June 22 – A row has broken out over wages in the top divisions of South African football following claims that Kaizer Chiefs’ Bruce Bvuma was earning just R5000 (£303) per month against the background of a FIFPro survey which suggests 38% of players are earning less than R8000 (£486) a month.
Bvuma’s agent refused to confirm or deny the figure whilst the Kaiser Chiefs issued a statement saying: “The club would like to place on record that Bvuma has been part of the Kaizer Chiefs development structures since 2013/14.
“It was not anticipated that the player would be involved with the senior squad this season. However, after both first-team goalkeepers, Itumeleng Khune and Brilliant Khuzwayo, were sidelined through injury in March 2017, the club faced an emergency situation and, following a full assessment of the options available, elected to draft Bvuma into the senior squad after showing tremendous form in the MDC league.
“Kaizer Chiefs operates within a graded structure that provides the framework for contracts with players at development, reserve team and first team level.”
The controversy has reignited interest in a 2016 survey by FIFPro, the International Federation of Professional Footballers which found 38.4% of the 195 Premier Soccer League footballers who responded earned less than R8000 per month. 25% of the 195 had been paid late by their clubs over the last two years.
South African Football Players Union (SAFPU) General Secretary Thulaganyo Gaoshubelwe told local media: “We’ve been pitching this [how much players should earn] since 2012. We’ve made a proposal of R35 000 in the Premier Soccer League and R15 000 to R18 000 in the National First Division as a minimum wage.

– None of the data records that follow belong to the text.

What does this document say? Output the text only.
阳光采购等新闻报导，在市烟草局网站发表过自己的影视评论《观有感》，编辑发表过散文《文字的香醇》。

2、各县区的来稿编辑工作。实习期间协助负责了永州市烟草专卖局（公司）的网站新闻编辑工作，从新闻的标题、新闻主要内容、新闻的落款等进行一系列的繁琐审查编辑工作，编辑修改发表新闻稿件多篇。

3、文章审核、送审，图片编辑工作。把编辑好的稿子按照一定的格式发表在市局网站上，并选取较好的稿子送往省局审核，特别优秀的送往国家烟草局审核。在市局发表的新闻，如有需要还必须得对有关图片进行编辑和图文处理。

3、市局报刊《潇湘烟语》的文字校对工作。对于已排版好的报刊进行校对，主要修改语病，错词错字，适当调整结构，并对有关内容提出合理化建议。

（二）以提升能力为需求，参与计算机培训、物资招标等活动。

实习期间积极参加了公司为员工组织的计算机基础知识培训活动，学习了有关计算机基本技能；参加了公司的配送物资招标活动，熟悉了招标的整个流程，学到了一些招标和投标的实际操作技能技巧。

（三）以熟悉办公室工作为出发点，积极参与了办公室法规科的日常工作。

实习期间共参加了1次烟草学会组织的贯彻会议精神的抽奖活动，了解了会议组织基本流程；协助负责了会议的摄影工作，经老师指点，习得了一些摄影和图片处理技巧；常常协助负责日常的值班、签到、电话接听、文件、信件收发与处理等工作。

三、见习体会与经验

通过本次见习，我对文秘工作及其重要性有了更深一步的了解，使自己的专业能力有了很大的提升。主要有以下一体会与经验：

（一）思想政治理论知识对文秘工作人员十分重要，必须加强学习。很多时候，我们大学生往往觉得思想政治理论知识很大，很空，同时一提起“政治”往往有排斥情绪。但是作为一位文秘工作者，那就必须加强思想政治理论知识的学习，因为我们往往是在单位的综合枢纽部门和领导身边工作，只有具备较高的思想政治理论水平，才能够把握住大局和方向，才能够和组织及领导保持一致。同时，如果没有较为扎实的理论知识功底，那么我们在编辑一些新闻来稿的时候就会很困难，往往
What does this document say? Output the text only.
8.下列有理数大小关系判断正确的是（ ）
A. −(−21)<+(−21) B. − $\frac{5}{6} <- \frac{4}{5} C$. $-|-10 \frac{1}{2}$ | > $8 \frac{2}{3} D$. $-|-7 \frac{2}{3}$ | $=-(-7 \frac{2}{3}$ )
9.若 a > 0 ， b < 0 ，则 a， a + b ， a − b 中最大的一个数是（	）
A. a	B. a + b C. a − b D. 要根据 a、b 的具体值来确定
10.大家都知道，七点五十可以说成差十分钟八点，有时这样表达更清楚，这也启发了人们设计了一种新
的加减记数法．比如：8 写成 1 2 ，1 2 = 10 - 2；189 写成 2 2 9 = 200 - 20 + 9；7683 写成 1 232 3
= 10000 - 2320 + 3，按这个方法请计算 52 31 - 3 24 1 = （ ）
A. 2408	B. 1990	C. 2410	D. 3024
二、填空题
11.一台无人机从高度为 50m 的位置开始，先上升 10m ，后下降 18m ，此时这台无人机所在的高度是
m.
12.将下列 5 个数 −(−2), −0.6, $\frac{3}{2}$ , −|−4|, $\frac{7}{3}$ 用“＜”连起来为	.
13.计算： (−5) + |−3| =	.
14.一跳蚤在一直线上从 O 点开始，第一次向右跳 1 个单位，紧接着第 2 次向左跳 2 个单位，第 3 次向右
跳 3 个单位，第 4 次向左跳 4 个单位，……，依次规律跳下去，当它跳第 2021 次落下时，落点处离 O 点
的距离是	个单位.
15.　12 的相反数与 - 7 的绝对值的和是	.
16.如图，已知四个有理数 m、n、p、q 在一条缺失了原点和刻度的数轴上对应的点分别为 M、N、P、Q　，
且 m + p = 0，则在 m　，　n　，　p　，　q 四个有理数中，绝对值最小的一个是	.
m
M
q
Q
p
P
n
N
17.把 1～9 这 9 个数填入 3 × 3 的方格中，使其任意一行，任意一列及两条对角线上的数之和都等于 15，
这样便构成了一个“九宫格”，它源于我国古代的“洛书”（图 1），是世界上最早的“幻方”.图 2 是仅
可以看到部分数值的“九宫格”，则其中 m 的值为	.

“Our issue is very simple… they need to change, they need to treat the players like workers, they need to improve the conditions of the employment of the players because the players themselves deserve better’” he added.
“In so far as the details of players’ contracts are concerned, the terms and conditions of such agreements are confidential between the club, the player and their representative/parents,” said the Kaiser Chiefs statement.
“As such, the salaries are subject to negotiations between the club, the players and their representatives/parents, and all contracts are finalised through the mutual agreement of all parties concerned.”